Setting the message_expiry to 0 disables the message expiry feature, meaning that the data will be kept forever, unless deleted manually.

Configuration

[message_cleaner]
enabled = true
interval = 60

[system.segment]
message_expiry = 0

Message cleaner

The optional component, running in the background, responsible for validating and removing, the expired messages. The whole segment will be removed, when all the messages in this segment are expired. If the enabled is set to false, the message cleaner will be disabled, meaning that even if the message_expiry is set, the expired messages will not be removed.

Segment

The message_expiry option in the segment section of the configuration file specifies the number of seconds after which the message will be marked as expired - this is the default value that will be applied to all the topics, unless overridden when creating the topic via API. If the message_expiry is set to 0, then the message expiry is disabled.

Commands

pub struct CreateTopic {
pub stream_id: Identifier,
pub topic_id: u32,
pub partitions_count: u32,
pub message_expiry: Option<u32>,
pub name: String
}

The message_expiry field has been added to the CreateTopic command, which allows overriding the default value set in the configuration file. If the message_expiry is set to None (serialized as 0 value on the binary level), then the message expiry is disabled.
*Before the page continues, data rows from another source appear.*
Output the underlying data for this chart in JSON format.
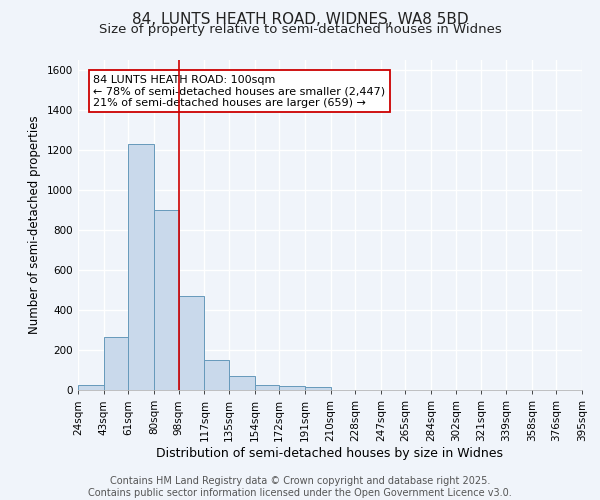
{
  "title": "84, LUNTS HEATH ROAD, WIDNES, WA8 5BD",
  "subtitle": "Size of property relative to semi-detached houses in Widnes",
  "xlabel": "Distribution of semi-detached houses by size in Widnes",
  "ylabel": "Number of semi-detached properties",
  "bins": [
    24,
    43,
    61,
    80,
    98,
    117,
    135,
    154,
    172,
    191,
    210,
    228,
    247,
    265,
    284,
    302,
    321,
    339,
    358,
    376,
    395
  ],
  "heights": [
    25,
    265,
    1230,
    900,
    470,
    150,
    70,
    25,
    20,
    15,
    0,
    0,
    0,
    0,
    0,
    0,
    0,
    0,
    0,
    0
  ],
  "bar_color": "#c9d9eb",
  "bar_edge_color": "#6699bb",
  "red_line_x": 98,
  "annotation_title": "84 LUNTS HEATH ROAD: 100sqm",
  "annotation_line1": "← 78% of semi-detached houses are smaller (2,447)",
  "annotation_line2": "21% of semi-detached houses are larger (659) →",
  "annotation_box_color": "#ffffff",
  "annotation_box_edge": "#cc0000",
  "red_line_color": "#cc0000",
  "ylim": [
    0,
    1650
  ],
  "yticks": [
    0,
    200,
    400,
    600,
    800,
    1000,
    1200,
    1400,
    1600
  ],
  "footer_line1": "Contains HM Land Registry data © Crown copyright and database right 2025.",
  "footer_line2": "Contains public sector information licensed under the Open Government Licence v3.0.",
  "bg_color": "#f0f4fa",
  "grid_color": "#ffffff",
  "title_fontsize": 11,
  "subtitle_fontsize": 9.5,
  "xlabel_fontsize": 9,
  "ylabel_fontsize": 8.5,
  "tick_fontsize": 7.5,
  "annotation_fontsize": 8,
  "footer_fontsize": 7
}
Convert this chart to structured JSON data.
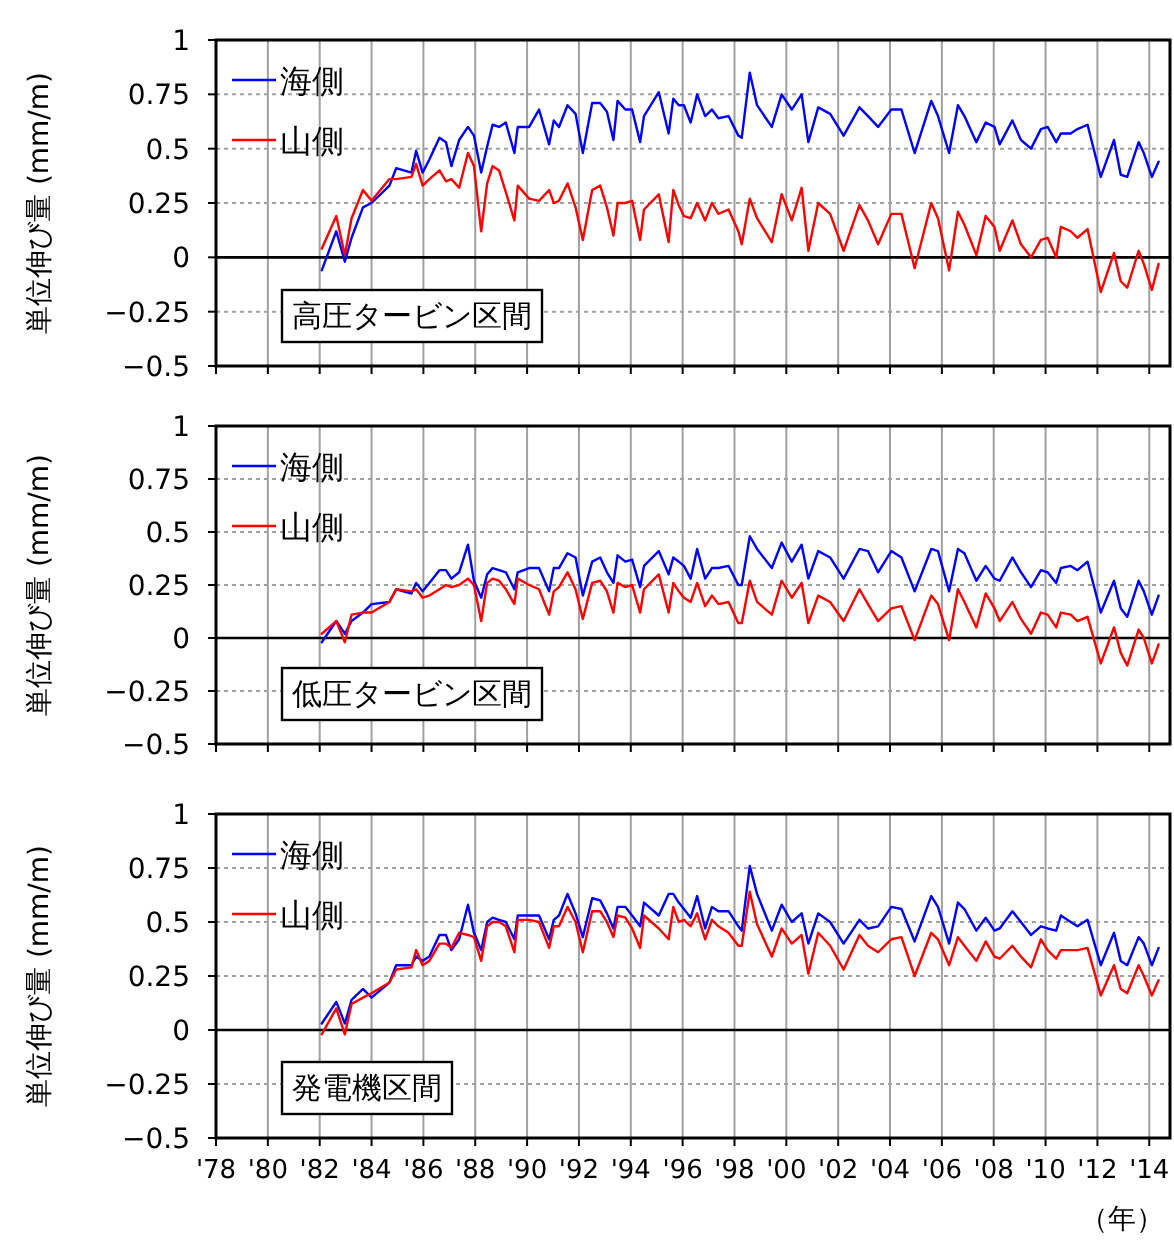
{
  "chart_data": [
    {
      "type": "line",
      "title": "高圧タービン区間",
      "ylabel": "単位伸び量 (mm/m)",
      "tick_labels": "y",
      "grid": true,
      "legend": "top left",
      "xlim": [
        1978,
        2014.8
      ],
      "ylim": [
        -0.5,
        1
      ],
      "yticks": [
        -0.5,
        -0.25,
        0,
        0.25,
        0.5,
        0.75,
        1
      ],
      "xticks": [
        {
          "value": 1978,
          "label": null
        },
        {
          "value": 1980,
          "label": null
        },
        {
          "value": 1982,
          "label": null
        },
        {
          "value": 1984,
          "label": null
        },
        {
          "value": 1986,
          "label": null
        },
        {
          "value": 1988,
          "label": null
        },
        {
          "value": 1990,
          "label": null
        },
        {
          "value": 1992,
          "label": null
        },
        {
          "value": 1994,
          "label": null
        },
        {
          "value": 1996,
          "label": null
        },
        {
          "value": 1998,
          "label": null
        },
        {
          "value": 2000,
          "label": null
        },
        {
          "value": 2002,
          "label": null
        },
        {
          "value": 2004,
          "label": null
        },
        {
          "value": 2006,
          "label": null
        },
        {
          "value": 2008,
          "label": null
        },
        {
          "value": 2010,
          "label": null
        },
        {
          "value": 2012,
          "label": null
        },
        {
          "value": 2014,
          "label": null
        }
      ],
      "ref_lines": [
        {
          "axis": "y",
          "value": 0,
          "color": "#000000"
        }
      ],
      "x": [
        1982.08,
        1982.64,
        1982.97,
        1983.23,
        1983.67,
        1984.0,
        1984.69,
        1984.95,
        1985.54,
        1985.72,
        1985.97,
        1986.23,
        1986.62,
        1986.87,
        1987.08,
        1987.38,
        1987.72,
        1987.95,
        1988.23,
        1988.46,
        1988.67,
        1988.92,
        1989.18,
        1989.51,
        1989.64,
        1990.08,
        1990.46,
        1990.85,
        1991.03,
        1991.23,
        1991.56,
        1991.87,
        1992.15,
        1992.51,
        1992.82,
        1993.08,
        1993.33,
        1993.49,
        1993.79,
        1994.05,
        1994.36,
        1994.51,
        1995.08,
        1995.46,
        1995.64,
        1995.85,
        1996.05,
        1996.31,
        1996.56,
        1996.87,
        1997.13,
        1997.38,
        1997.77,
        1998.15,
        1998.28,
        1998.59,
        1998.87,
        1999.44,
        1999.82,
        2000.21,
        2000.59,
        2000.85,
        2001.23,
        2001.69,
        2002.21,
        2002.82,
        2003.15,
        2003.54,
        2004.05,
        2004.44,
        2004.95,
        2005.59,
        2005.85,
        2006.28,
        2006.62,
        2006.87,
        2007.33,
        2007.69,
        2008.03,
        2008.23,
        2008.72,
        2009.05,
        2009.44,
        2009.82,
        2010.08,
        2010.41,
        2010.59,
        2010.97,
        2011.23,
        2011.62,
        2012.13,
        2012.64,
        2012.9,
        2013.15,
        2013.59,
        2013.79,
        2014.1,
        2014.36
      ],
      "series": [
        {
          "name": "海側",
          "color": "#0000ff",
          "values": [
            -0.06,
            0.12,
            -0.02,
            0.09,
            0.23,
            0.25,
            0.33,
            0.41,
            0.39,
            0.49,
            0.39,
            0.45,
            0.55,
            0.53,
            0.42,
            0.54,
            0.6,
            0.56,
            0.39,
            0.51,
            0.61,
            0.6,
            0.62,
            0.48,
            0.6,
            0.6,
            0.68,
            0.52,
            0.63,
            0.6,
            0.7,
            0.66,
            0.48,
            0.71,
            0.71,
            0.67,
            0.54,
            0.72,
            0.68,
            0.68,
            0.53,
            0.65,
            0.76,
            0.57,
            0.73,
            0.7,
            0.7,
            0.62,
            0.75,
            0.65,
            0.68,
            0.64,
            0.65,
            0.56,
            0.55,
            0.85,
            0.7,
            0.6,
            0.75,
            0.68,
            0.75,
            0.53,
            0.69,
            0.66,
            0.56,
            0.69,
            0.65,
            0.6,
            0.68,
            0.68,
            0.48,
            0.72,
            0.65,
            0.48,
            0.7,
            0.65,
            0.53,
            0.62,
            0.6,
            0.52,
            0.63,
            0.54,
            0.5,
            0.59,
            0.6,
            0.53,
            0.57,
            0.57,
            0.59,
            0.61,
            0.37,
            0.54,
            0.38,
            0.37,
            0.53,
            0.48,
            0.37,
            0.44
          ]
        },
        {
          "name": "山側",
          "color": "#ff0000",
          "values": [
            0.04,
            0.19,
            0.01,
            0.18,
            0.31,
            0.26,
            0.36,
            0.36,
            0.37,
            0.43,
            0.33,
            0.36,
            0.4,
            0.35,
            0.36,
            0.32,
            0.48,
            0.42,
            0.12,
            0.34,
            0.42,
            0.4,
            0.3,
            0.17,
            0.33,
            0.27,
            0.26,
            0.31,
            0.25,
            0.26,
            0.34,
            0.23,
            0.08,
            0.31,
            0.33,
            0.23,
            0.1,
            0.25,
            0.25,
            0.26,
            0.08,
            0.22,
            0.29,
            0.07,
            0.31,
            0.24,
            0.19,
            0.18,
            0.25,
            0.17,
            0.25,
            0.2,
            0.22,
            0.12,
            0.06,
            0.27,
            0.18,
            0.07,
            0.29,
            0.17,
            0.32,
            0.03,
            0.25,
            0.2,
            0.03,
            0.24,
            0.17,
            0.06,
            0.2,
            0.2,
            -0.05,
            0.25,
            0.18,
            -0.06,
            0.21,
            0.15,
            0.01,
            0.19,
            0.14,
            0.03,
            0.17,
            0.06,
            0.0,
            0.08,
            0.09,
            0.0,
            0.14,
            0.12,
            0.09,
            0.13,
            -0.16,
            0.02,
            -0.11,
            -0.14,
            0.03,
            -0.03,
            -0.15,
            -0.03
          ]
        }
      ]
    },
    {
      "type": "line",
      "title": "低圧タービン区間",
      "ylabel": "単位伸び量 (mm/m)",
      "tick_labels": "y",
      "grid": true,
      "legend": "top left",
      "xlim": [
        1978,
        2014.8
      ],
      "ylim": [
        -0.5,
        1
      ],
      "yticks": [
        -0.5,
        -0.25,
        0,
        0.25,
        0.5,
        0.75,
        1
      ],
      "xticks": [
        {
          "value": 1978,
          "label": null
        },
        {
          "value": 1980,
          "label": null
        },
        {
          "value": 1982,
          "label": null
        },
        {
          "value": 1984,
          "label": null
        },
        {
          "value": 1986,
          "label": null
        },
        {
          "value": 1988,
          "label": null
        },
        {
          "value": 1990,
          "label": null
        },
        {
          "value": 1992,
          "label": null
        },
        {
          "value": 1994,
          "label": null
        },
        {
          "value": 1996,
          "label": null
        },
        {
          "value": 1998,
          "label": null
        },
        {
          "value": 2000,
          "label": null
        },
        {
          "value": 2002,
          "label": null
        },
        {
          "value": 2004,
          "label": null
        },
        {
          "value": 2006,
          "label": null
        },
        {
          "value": 2008,
          "label": null
        },
        {
          "value": 2010,
          "label": null
        },
        {
          "value": 2012,
          "label": null
        },
        {
          "value": 2014,
          "label": null
        }
      ],
      "ref_lines": [
        {
          "axis": "y",
          "value": 0,
          "color": "#000000"
        }
      ],
      "x": [
        1982.08,
        1982.64,
        1982.97,
        1983.23,
        1983.67,
        1984.0,
        1984.69,
        1984.95,
        1985.54,
        1985.72,
        1985.97,
        1986.23,
        1986.62,
        1986.87,
        1987.08,
        1987.38,
        1987.72,
        1987.95,
        1988.23,
        1988.46,
        1988.67,
        1988.92,
        1989.18,
        1989.51,
        1989.64,
        1990.08,
        1990.46,
        1990.85,
        1991.03,
        1991.23,
        1991.56,
        1991.87,
        1992.15,
        1992.51,
        1992.82,
        1993.08,
        1993.33,
        1993.49,
        1993.79,
        1994.05,
        1994.36,
        1994.51,
        1995.08,
        1995.46,
        1995.64,
        1995.85,
        1996.05,
        1996.31,
        1996.56,
        1996.87,
        1997.13,
        1997.38,
        1997.77,
        1998.15,
        1998.28,
        1998.59,
        1998.87,
        1999.44,
        1999.82,
        2000.21,
        2000.59,
        2000.85,
        2001.23,
        2001.69,
        2002.21,
        2002.82,
        2003.15,
        2003.54,
        2004.05,
        2004.44,
        2004.95,
        2005.59,
        2005.85,
        2006.28,
        2006.62,
        2006.87,
        2007.33,
        2007.69,
        2008.03,
        2008.23,
        2008.72,
        2009.05,
        2009.44,
        2009.82,
        2010.08,
        2010.41,
        2010.59,
        2010.97,
        2011.23,
        2011.62,
        2012.13,
        2012.64,
        2012.9,
        2013.15,
        2013.59,
        2013.79,
        2014.1,
        2014.36
      ],
      "series": [
        {
          "name": "海側",
          "color": "#0000ff",
          "values": [
            -0.02,
            0.08,
            0.02,
            0.08,
            0.12,
            0.16,
            0.17,
            0.23,
            0.21,
            0.26,
            0.22,
            0.26,
            0.32,
            0.32,
            0.28,
            0.31,
            0.44,
            0.27,
            0.19,
            0.3,
            0.33,
            0.32,
            0.31,
            0.23,
            0.31,
            0.33,
            0.33,
            0.22,
            0.33,
            0.33,
            0.4,
            0.38,
            0.2,
            0.36,
            0.38,
            0.31,
            0.26,
            0.39,
            0.36,
            0.37,
            0.24,
            0.34,
            0.41,
            0.3,
            0.38,
            0.36,
            0.34,
            0.28,
            0.42,
            0.28,
            0.33,
            0.33,
            0.34,
            0.25,
            0.25,
            0.48,
            0.42,
            0.33,
            0.45,
            0.36,
            0.44,
            0.28,
            0.41,
            0.38,
            0.28,
            0.42,
            0.41,
            0.31,
            0.41,
            0.38,
            0.22,
            0.42,
            0.41,
            0.22,
            0.42,
            0.4,
            0.27,
            0.34,
            0.28,
            0.27,
            0.38,
            0.31,
            0.24,
            0.32,
            0.31,
            0.26,
            0.33,
            0.34,
            0.32,
            0.36,
            0.12,
            0.27,
            0.14,
            0.1,
            0.27,
            0.22,
            0.11,
            0.2
          ]
        },
        {
          "name": "山側",
          "color": "#ff0000",
          "values": [
            0.02,
            0.08,
            -0.02,
            0.11,
            0.12,
            0.12,
            0.17,
            0.23,
            0.22,
            0.23,
            0.19,
            0.2,
            0.23,
            0.25,
            0.24,
            0.25,
            0.28,
            0.25,
            0.08,
            0.26,
            0.28,
            0.27,
            0.23,
            0.16,
            0.28,
            0.25,
            0.23,
            0.11,
            0.22,
            0.24,
            0.31,
            0.23,
            0.09,
            0.26,
            0.27,
            0.22,
            0.12,
            0.26,
            0.24,
            0.25,
            0.12,
            0.23,
            0.3,
            0.12,
            0.26,
            0.22,
            0.19,
            0.17,
            0.26,
            0.15,
            0.2,
            0.16,
            0.17,
            0.07,
            0.07,
            0.27,
            0.17,
            0.11,
            0.27,
            0.19,
            0.26,
            0.07,
            0.2,
            0.17,
            0.08,
            0.23,
            0.16,
            0.08,
            0.14,
            0.15,
            -0.01,
            0.2,
            0.16,
            -0.01,
            0.23,
            0.17,
            0.05,
            0.21,
            0.14,
            0.08,
            0.17,
            0.09,
            0.02,
            0.12,
            0.11,
            0.05,
            0.12,
            0.11,
            0.08,
            0.1,
            -0.12,
            0.05,
            -0.07,
            -0.13,
            0.04,
            0.0,
            -0.12,
            -0.03
          ]
        }
      ]
    },
    {
      "type": "line",
      "title": "発電機区間",
      "ylabel": "単位伸び量 (mm/m)",
      "xlabel": "（年）",
      "grid": true,
      "legend": "top left",
      "xlim": [
        1978,
        2014.8
      ],
      "ylim": [
        -0.5,
        1
      ],
      "yticks": [
        -0.5,
        -0.25,
        0,
        0.25,
        0.5,
        0.75,
        1
      ],
      "xticks": [
        {
          "value": 1978,
          "label": "'78"
        },
        {
          "value": 1980,
          "label": "'80"
        },
        {
          "value": 1982,
          "label": "'82"
        },
        {
          "value": 1984,
          "label": "'84"
        },
        {
          "value": 1986,
          "label": "'86"
        },
        {
          "value": 1988,
          "label": "'88"
        },
        {
          "value": 1990,
          "label": "'90"
        },
        {
          "value": 1992,
          "label": "'92"
        },
        {
          "value": 1994,
          "label": "'94"
        },
        {
          "value": 1996,
          "label": "'96"
        },
        {
          "value": 1998,
          "label": "'98"
        },
        {
          "value": 2000,
          "label": "'00"
        },
        {
          "value": 2002,
          "label": "'02"
        },
        {
          "value": 2004,
          "label": "'04"
        },
        {
          "value": 2006,
          "label": "'06"
        },
        {
          "value": 2008,
          "label": "'08"
        },
        {
          "value": 2010,
          "label": "'10"
        },
        {
          "value": 2012,
          "label": "'12"
        },
        {
          "value": 2014,
          "label": "'14"
        }
      ],
      "ref_lines": [
        {
          "axis": "y",
          "value": 0,
          "color": "#000000"
        }
      ],
      "x": [
        1982.08,
        1982.64,
        1982.97,
        1983.23,
        1983.67,
        1984.0,
        1984.69,
        1984.95,
        1985.54,
        1985.72,
        1985.97,
        1986.23,
        1986.62,
        1986.87,
        1987.08,
        1987.38,
        1987.72,
        1987.95,
        1988.23,
        1988.46,
        1988.67,
        1988.92,
        1989.18,
        1989.51,
        1989.64,
        1990.08,
        1990.46,
        1990.85,
        1991.03,
        1991.23,
        1991.56,
        1991.87,
        1992.15,
        1992.51,
        1992.82,
        1993.08,
        1993.33,
        1993.49,
        1993.79,
        1994.05,
        1994.36,
        1994.51,
        1995.08,
        1995.46,
        1995.64,
        1995.85,
        1996.05,
        1996.31,
        1996.56,
        1996.87,
        1997.13,
        1997.38,
        1997.77,
        1998.15,
        1998.28,
        1998.59,
        1998.87,
        1999.44,
        1999.82,
        2000.21,
        2000.59,
        2000.85,
        2001.23,
        2001.69,
        2002.21,
        2002.82,
        2003.15,
        2003.54,
        2004.05,
        2004.44,
        2004.95,
        2005.59,
        2005.85,
        2006.28,
        2006.62,
        2006.87,
        2007.33,
        2007.69,
        2008.03,
        2008.23,
        2008.72,
        2009.05,
        2009.44,
        2009.82,
        2010.08,
        2010.41,
        2010.59,
        2010.97,
        2011.23,
        2011.62,
        2012.13,
        2012.64,
        2012.9,
        2013.15,
        2013.59,
        2013.79,
        2014.1,
        2014.36
      ],
      "series": [
        {
          "name": "海側",
          "color": "#0000ff",
          "values": [
            0.03,
            0.13,
            0.03,
            0.14,
            0.19,
            0.15,
            0.22,
            0.3,
            0.3,
            0.34,
            0.32,
            0.34,
            0.44,
            0.44,
            0.37,
            0.42,
            0.58,
            0.45,
            0.37,
            0.5,
            0.52,
            0.51,
            0.5,
            0.42,
            0.53,
            0.53,
            0.53,
            0.42,
            0.51,
            0.53,
            0.63,
            0.54,
            0.43,
            0.61,
            0.6,
            0.54,
            0.47,
            0.57,
            0.57,
            0.53,
            0.48,
            0.59,
            0.53,
            0.63,
            0.63,
            0.59,
            0.56,
            0.52,
            0.62,
            0.47,
            0.57,
            0.55,
            0.55,
            0.48,
            0.46,
            0.76,
            0.63,
            0.46,
            0.58,
            0.5,
            0.54,
            0.4,
            0.54,
            0.5,
            0.4,
            0.51,
            0.47,
            0.48,
            0.57,
            0.56,
            0.41,
            0.62,
            0.57,
            0.4,
            0.59,
            0.56,
            0.46,
            0.52,
            0.46,
            0.47,
            0.55,
            0.5,
            0.44,
            0.48,
            0.47,
            0.46,
            0.53,
            0.5,
            0.48,
            0.51,
            0.3,
            0.45,
            0.32,
            0.3,
            0.43,
            0.4,
            0.3,
            0.38
          ]
        },
        {
          "name": "山側",
          "color": "#ff0000",
          "values": [
            -0.02,
            0.1,
            -0.02,
            0.12,
            0.15,
            0.17,
            0.22,
            0.28,
            0.29,
            0.37,
            0.3,
            0.32,
            0.4,
            0.4,
            0.38,
            0.45,
            0.44,
            0.43,
            0.32,
            0.48,
            0.5,
            0.5,
            0.48,
            0.36,
            0.51,
            0.51,
            0.5,
            0.38,
            0.48,
            0.48,
            0.57,
            0.5,
            0.36,
            0.55,
            0.55,
            0.5,
            0.43,
            0.53,
            0.52,
            0.47,
            0.38,
            0.53,
            0.47,
            0.42,
            0.57,
            0.5,
            0.51,
            0.48,
            0.54,
            0.42,
            0.51,
            0.48,
            0.45,
            0.39,
            0.39,
            0.64,
            0.49,
            0.34,
            0.47,
            0.4,
            0.44,
            0.26,
            0.45,
            0.39,
            0.28,
            0.44,
            0.39,
            0.36,
            0.42,
            0.43,
            0.25,
            0.45,
            0.42,
            0.3,
            0.43,
            0.39,
            0.32,
            0.41,
            0.34,
            0.33,
            0.39,
            0.34,
            0.29,
            0.42,
            0.37,
            0.33,
            0.37,
            0.37,
            0.37,
            0.38,
            0.16,
            0.3,
            0.19,
            0.17,
            0.3,
            0.25,
            0.16,
            0.23
          ]
        }
      ]
    }
  ]
}
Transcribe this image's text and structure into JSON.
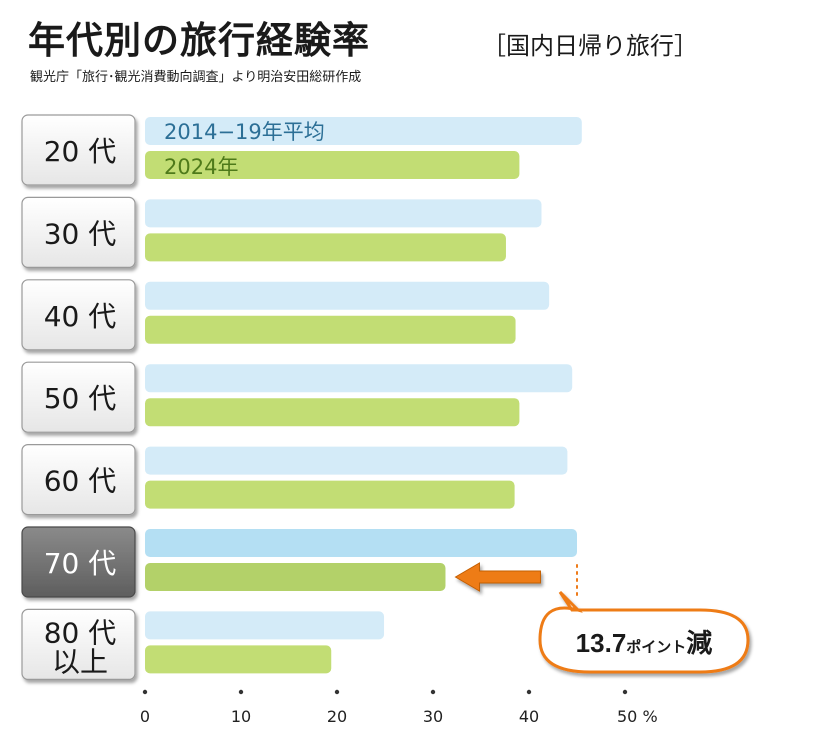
{
  "title": "年代別の旅行経験率",
  "subtitle": "［国内日帰り旅行］",
  "source": "観光庁「旅行･観光消費動向調査」より明治安田総研作成",
  "colors": {
    "series_1": "#d4ebf8",
    "series_1_highlight": "#b4dff3",
    "series_2": "#c2dd74",
    "series_2_highlight": "#b3d169",
    "accent": "#ee7b19"
  },
  "chart_data": {
    "type": "bar",
    "orientation": "horizontal",
    "categories": [
      "20代",
      "30代",
      "40代",
      "50代",
      "60代",
      "70代",
      "80代以上"
    ],
    "series": [
      {
        "name": "2014−19年平均",
        "values": [
          45.5,
          41.3,
          42.1,
          44.5,
          44.0,
          45.0,
          24.9
        ]
      },
      {
        "name": "2024年",
        "values": [
          39.0,
          37.6,
          38.6,
          39.0,
          38.5,
          31.3,
          19.4
        ]
      }
    ],
    "xticks": [
      "0",
      "10",
      "20",
      "30",
      "40",
      "50"
    ],
    "xunit": "%",
    "xlim": [
      0,
      50
    ],
    "highlight_category": "70代",
    "annotation": {
      "number": "13.7",
      "suffix": "ポイント",
      "tail": "減"
    }
  }
}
fn as_bytes(&self) -> Vec<u8> {
let stream_id_bytes = self.stream_id.as_bytes();
let mut bytes = Vec::with_capacity(13 + stream_id_bytes.len() + self.name.len());
bytes.extend(stream_id_bytes);
bytes.put_u32_le(self.topic_id);
bytes.put_u32_le(self.partitions_count);
match self.message_expiry {
Some(message_expiry) => bytes.put_u32_le(message_expiry),
None => bytes.put_u32_le(0),
}
bytes.put_u8(self.name.len() as u8);
bytes.extend(self.name.as_bytes());
bytes
}

Additionally, the name_length field has been added to the binary serialization of the CreateTopic and CreateStream commands, which allows specifying the length of the name - it should be serialized as u8 value, before the actual name, with a maximum length of 255 characters.

The following regex is used to validate the topic and stream names: ^[\w\.\-\s]+$. The name will always be lowercased, and the whitespace will be trimmed and then replaced with the . character. The following rule applies to all the resources that contain the name field.

Also, the Topic and TopicDetails returned when fetching the topic(s), have been extended with the message_expiry field, and the name_length has changed value from u32 to u8` (1 byte instead of 4 bytes).

Serialization:

Topic ID (4 bytes) + Partitions count (4 bytes) + Message expiry (4 bytes) + Size (8 bytes) + Messages count (8 bytes) + Name length (1 byte) + Name (`Name length` bytes)

The same changes (name_length) apply to the Stream and StreamDetails structs.

Stream ID (4 bytes) + Topics count (4 bytes) + Size (8 bytes) + Messages count (8 bytes) + Name length (1 byte) + Name (`Name length` bytes)